Saturday’s ride takes us from East Hunsbury to the Control Tower café at Turweston Airfield.

Leaving the library, both groups head for Banbury Lane before the Brisketeers take an extra loop south through Gayton. Both groups share the A5 crossing at Pattishall with the Brisks then taking another loop to Maidford while the Moderates enjoy pure Banbury Lane to Blakesley.

From Blakesley both groups turn south and follow more or less the same route to Biddlesden where we turn off towards the airfield. At this point we have to resist the urge to cycle on the mirror-smooth runway and use access road to the Control Tower café, which is well sign-posted. Keep to the road as small planes are taxiing around here.

This café is quite well used by cyclists, as evidenced by the signage requesting cleated shoes to be removed before going inside. The floor is lovely shiny marble, so this is probably a good thing but do remember to wear decent socks! The café does coffee, cake and cooked meals and does take card.

Both groups share the home leg which takes us slightly further south followed by a turn north past Stowe and through Silverstone and on to the outskirts of Towcester, exiting opposite the racecourse gates. From here we take the familiar route to Shutlanger, Blisworth and home.

This is the only ride where there’s a chance of a close pass from a light aircraft – over your head – so keep together as we cross the end of the runway and be prepared to stop if someone’s taking off!

GPS routes here:

 

Ride report – Sunday 1st March

Peter Bayles led Sunday’s ride to Stowe Gardens and writes:

Seven riders set off from East Hunsbury on Sunday for the 44 mile steady ride to Stowe gardens.

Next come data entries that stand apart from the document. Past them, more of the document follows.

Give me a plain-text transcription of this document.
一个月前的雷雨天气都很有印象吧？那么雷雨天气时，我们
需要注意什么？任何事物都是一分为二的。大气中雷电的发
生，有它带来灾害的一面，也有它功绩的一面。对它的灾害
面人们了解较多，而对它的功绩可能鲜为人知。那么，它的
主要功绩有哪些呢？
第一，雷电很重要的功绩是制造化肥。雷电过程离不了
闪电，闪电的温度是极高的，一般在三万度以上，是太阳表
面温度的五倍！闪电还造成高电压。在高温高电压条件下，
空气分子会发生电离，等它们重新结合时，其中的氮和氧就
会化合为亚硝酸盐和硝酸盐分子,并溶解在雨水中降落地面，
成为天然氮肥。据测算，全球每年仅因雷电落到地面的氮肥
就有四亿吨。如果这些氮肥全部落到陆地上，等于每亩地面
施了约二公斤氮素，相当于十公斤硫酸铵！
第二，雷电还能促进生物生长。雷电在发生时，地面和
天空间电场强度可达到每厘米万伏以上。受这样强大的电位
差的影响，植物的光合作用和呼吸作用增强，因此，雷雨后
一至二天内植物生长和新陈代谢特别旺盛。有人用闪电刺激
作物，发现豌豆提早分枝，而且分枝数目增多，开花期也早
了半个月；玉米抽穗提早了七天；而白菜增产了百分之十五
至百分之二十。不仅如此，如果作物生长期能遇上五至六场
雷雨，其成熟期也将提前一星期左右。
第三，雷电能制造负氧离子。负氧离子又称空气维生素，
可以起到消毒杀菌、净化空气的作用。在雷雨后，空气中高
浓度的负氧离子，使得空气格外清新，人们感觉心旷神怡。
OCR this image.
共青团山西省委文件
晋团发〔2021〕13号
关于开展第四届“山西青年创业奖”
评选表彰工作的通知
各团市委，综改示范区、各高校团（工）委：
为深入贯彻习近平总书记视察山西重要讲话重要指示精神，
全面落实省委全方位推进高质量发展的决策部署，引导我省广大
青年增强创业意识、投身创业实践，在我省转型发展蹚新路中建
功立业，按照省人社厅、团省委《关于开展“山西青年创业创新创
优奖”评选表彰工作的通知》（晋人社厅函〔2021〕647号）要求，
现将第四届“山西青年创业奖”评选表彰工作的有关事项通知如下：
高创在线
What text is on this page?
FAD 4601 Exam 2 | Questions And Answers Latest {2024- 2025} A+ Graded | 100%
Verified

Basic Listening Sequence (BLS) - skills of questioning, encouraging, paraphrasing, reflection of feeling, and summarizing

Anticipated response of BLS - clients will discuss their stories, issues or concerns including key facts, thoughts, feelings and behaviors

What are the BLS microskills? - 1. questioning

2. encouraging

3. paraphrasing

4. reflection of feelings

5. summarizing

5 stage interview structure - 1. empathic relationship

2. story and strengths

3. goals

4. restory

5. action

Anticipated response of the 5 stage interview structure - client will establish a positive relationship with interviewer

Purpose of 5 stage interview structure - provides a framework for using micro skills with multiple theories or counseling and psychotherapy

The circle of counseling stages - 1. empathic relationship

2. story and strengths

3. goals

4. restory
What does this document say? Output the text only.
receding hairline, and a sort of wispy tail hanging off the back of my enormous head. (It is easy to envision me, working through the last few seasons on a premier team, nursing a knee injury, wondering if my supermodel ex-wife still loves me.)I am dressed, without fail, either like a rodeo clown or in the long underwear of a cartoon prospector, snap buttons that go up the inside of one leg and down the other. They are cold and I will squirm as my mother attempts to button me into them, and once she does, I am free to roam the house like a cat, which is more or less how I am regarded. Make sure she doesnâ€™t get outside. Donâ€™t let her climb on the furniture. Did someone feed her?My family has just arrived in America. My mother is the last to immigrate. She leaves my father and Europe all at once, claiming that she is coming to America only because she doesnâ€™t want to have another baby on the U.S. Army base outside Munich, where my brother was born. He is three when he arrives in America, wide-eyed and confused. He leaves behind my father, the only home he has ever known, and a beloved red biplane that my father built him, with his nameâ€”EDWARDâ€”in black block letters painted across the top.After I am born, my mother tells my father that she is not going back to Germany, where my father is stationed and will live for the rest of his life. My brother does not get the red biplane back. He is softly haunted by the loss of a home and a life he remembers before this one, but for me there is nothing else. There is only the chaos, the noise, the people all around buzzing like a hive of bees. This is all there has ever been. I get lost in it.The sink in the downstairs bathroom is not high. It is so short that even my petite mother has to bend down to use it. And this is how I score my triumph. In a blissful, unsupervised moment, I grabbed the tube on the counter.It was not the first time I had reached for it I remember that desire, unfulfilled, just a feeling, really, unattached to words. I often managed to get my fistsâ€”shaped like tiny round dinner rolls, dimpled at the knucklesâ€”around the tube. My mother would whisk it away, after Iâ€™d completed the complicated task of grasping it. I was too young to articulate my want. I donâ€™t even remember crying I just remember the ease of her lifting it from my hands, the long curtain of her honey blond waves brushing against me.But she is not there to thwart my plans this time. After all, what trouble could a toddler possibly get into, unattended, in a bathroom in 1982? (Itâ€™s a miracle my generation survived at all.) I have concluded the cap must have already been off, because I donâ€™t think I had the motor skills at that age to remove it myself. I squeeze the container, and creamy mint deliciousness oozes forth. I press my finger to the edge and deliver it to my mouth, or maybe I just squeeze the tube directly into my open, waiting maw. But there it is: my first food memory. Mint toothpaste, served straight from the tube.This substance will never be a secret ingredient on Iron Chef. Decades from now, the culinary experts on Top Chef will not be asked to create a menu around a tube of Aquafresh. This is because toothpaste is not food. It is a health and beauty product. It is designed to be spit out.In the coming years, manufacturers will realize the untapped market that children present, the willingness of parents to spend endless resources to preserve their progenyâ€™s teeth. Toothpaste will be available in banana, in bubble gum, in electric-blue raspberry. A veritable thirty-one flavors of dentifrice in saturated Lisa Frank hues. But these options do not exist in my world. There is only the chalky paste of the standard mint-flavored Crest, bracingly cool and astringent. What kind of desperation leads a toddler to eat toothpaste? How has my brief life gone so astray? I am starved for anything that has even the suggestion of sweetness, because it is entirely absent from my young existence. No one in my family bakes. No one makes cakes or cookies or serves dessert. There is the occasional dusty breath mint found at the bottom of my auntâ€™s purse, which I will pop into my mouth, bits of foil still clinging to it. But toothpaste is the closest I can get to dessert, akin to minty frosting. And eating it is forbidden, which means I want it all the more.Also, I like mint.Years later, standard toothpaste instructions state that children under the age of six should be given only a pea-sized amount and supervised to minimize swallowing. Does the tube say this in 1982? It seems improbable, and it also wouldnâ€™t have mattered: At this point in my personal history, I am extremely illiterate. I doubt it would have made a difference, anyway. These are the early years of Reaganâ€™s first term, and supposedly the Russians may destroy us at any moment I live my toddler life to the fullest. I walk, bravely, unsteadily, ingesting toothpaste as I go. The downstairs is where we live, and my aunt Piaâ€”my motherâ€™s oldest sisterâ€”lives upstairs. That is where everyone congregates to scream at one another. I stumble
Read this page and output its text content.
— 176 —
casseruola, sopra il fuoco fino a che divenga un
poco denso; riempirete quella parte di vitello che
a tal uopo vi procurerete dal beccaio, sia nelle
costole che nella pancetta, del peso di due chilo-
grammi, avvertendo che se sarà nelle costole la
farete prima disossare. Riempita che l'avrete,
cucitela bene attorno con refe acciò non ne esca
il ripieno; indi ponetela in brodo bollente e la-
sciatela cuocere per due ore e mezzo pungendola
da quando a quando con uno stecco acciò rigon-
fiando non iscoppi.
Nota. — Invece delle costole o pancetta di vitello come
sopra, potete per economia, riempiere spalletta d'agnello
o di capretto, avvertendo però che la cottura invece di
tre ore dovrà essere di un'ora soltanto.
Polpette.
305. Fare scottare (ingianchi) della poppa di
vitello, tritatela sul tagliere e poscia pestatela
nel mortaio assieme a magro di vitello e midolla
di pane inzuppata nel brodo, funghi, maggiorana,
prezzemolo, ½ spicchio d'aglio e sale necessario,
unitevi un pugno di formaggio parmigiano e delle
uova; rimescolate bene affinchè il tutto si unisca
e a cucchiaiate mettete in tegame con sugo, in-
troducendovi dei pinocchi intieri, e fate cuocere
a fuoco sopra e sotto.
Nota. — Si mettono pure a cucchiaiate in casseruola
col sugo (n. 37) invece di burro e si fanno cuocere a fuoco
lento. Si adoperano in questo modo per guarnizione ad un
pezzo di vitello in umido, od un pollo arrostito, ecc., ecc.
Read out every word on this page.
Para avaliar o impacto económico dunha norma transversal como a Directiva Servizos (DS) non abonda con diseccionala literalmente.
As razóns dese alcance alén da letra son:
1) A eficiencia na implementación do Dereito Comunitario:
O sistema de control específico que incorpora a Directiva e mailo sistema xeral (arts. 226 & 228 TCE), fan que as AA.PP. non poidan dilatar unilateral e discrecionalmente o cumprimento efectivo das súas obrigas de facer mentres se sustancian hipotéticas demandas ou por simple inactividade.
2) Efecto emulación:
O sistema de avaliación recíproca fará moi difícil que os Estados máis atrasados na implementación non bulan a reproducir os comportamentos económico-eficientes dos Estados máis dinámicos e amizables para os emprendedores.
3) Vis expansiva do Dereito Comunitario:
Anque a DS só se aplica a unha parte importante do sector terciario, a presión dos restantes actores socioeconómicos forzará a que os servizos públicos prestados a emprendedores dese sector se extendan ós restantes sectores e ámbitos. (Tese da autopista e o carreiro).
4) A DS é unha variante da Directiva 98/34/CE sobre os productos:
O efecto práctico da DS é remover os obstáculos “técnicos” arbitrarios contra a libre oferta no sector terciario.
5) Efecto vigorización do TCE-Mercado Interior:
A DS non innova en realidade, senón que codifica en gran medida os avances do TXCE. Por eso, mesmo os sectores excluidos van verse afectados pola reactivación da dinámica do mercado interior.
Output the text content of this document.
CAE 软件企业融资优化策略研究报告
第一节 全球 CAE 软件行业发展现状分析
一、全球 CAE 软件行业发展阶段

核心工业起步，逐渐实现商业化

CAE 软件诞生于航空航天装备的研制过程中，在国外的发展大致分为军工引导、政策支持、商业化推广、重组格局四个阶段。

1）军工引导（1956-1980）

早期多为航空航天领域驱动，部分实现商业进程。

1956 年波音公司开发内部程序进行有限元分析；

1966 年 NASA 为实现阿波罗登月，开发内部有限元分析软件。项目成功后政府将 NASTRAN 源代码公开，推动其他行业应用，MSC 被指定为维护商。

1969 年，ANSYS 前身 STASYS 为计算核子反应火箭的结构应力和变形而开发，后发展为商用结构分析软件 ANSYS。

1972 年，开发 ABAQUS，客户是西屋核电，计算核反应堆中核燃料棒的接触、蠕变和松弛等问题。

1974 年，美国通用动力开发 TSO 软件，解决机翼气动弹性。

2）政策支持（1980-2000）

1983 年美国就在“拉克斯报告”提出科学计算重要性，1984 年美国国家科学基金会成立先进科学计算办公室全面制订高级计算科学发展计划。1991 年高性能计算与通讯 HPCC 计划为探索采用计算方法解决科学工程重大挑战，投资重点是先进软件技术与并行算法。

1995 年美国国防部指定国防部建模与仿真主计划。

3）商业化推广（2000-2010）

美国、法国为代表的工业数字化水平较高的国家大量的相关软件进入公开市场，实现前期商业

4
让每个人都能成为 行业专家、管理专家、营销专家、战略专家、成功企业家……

Amazingly, given the latest scary weather warnings about Storm Jorge, the weather was predominantly dry and sunny, although it was still windy.

The first casualty of the day was Chris D who, apparently, wandered sleepy eyed to his bike on the morning of the ride to find his steering seized, so he didn’t attempt the ride.  No doubt he went back to bed after the feeble excuse to miss it  ….

Second casualty was John W, who set off with the group, but had to retire with excessive play in a wheel bearing.  This, it turned out, was due to his expertly applied DIY maintenance skills the day before.

They say things come in threes, so, true to superstition, our third casualty was also early on, when Phil L was caught with a side wind and ended up on the tarmac.   Actually, we found out that Phil was putting his gloves on whilst riding when the wind hit him, so perhaps it was not all the weather’s fault.  Anyway, Phil is hard as nails, so after Brian expertly patched up a grazed elbow, we were soon on our way again.

The group battled a headwind almost all the way to the NT café at Stowe Gardens, with only the last two miles giving the group some relief; the cake and coffee were, however, very welcome.

On the return leg, the wind was in our favour and we made much better progress in mostly sunny conditions.